Keempat, berlaku umum bagi siapapun bahwa seorang yang kebetulan menjadi anak pejabat kalau dia memiliki kompetensi, prestasi dan kinerja yang baik tidak boleh terhambat karirnya hanya karena kebetulan menjadi anak seorang pejabat. 

"Secara objektif berkaitan dengan hal ini kami mencatat bahwa yang bersangkutan punya prestasi dan kinerja yang baik antara lain sewaktu menjadi Kajari Gianyar beliaulah yang memenangkan gugatan perdata atas kekayaan negara dan mengembalikan lahan dan istana negara di Tampak Siring sebagaimana mestinya yang sekian lama tak tuntas," ujarnya.

Bayu juga berhasil memimpin penangkapan DPO koruptor terbesar Rp. 119 M yang sekian tahun tak pernah bisa ditangkap. 

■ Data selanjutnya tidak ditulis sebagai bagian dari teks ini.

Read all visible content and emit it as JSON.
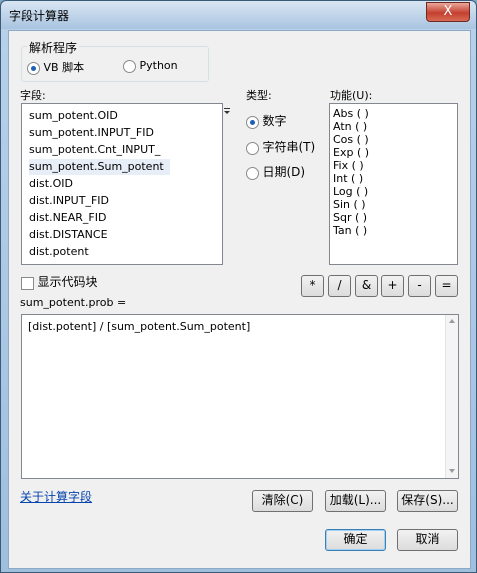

"Jadi menjadi Kajari Jakarta Barat menurut kami itu bukan promosi luar biasa,itu karir biasa-biasa saja. Kalau Bayu jadi Kajati langsung baru luar biasa," ujarnya.

Kelima perlu diluruskan bahwa Komjak yang ada sekarang menjadi Komjak sejak 2015 dan sampai sekarang Jaksa Agungnya hanya  HM Prsetyo. 

"Jadi tidak tepat kalau dikatakan pernah Komjak diajak terlibat mutasi dan promosi jabatan di Kejaksaan dengan JA sebelumnya," ujarnya.

Komjak sampai sekarang sudah 3 generasi tidak pernah ikut memutuskan mutasi promosi jabatan internal di Kejaksaan siapapun Jaksa Agungnya, sebab memang demikian semestinya menurut ketentuan yang berlaku.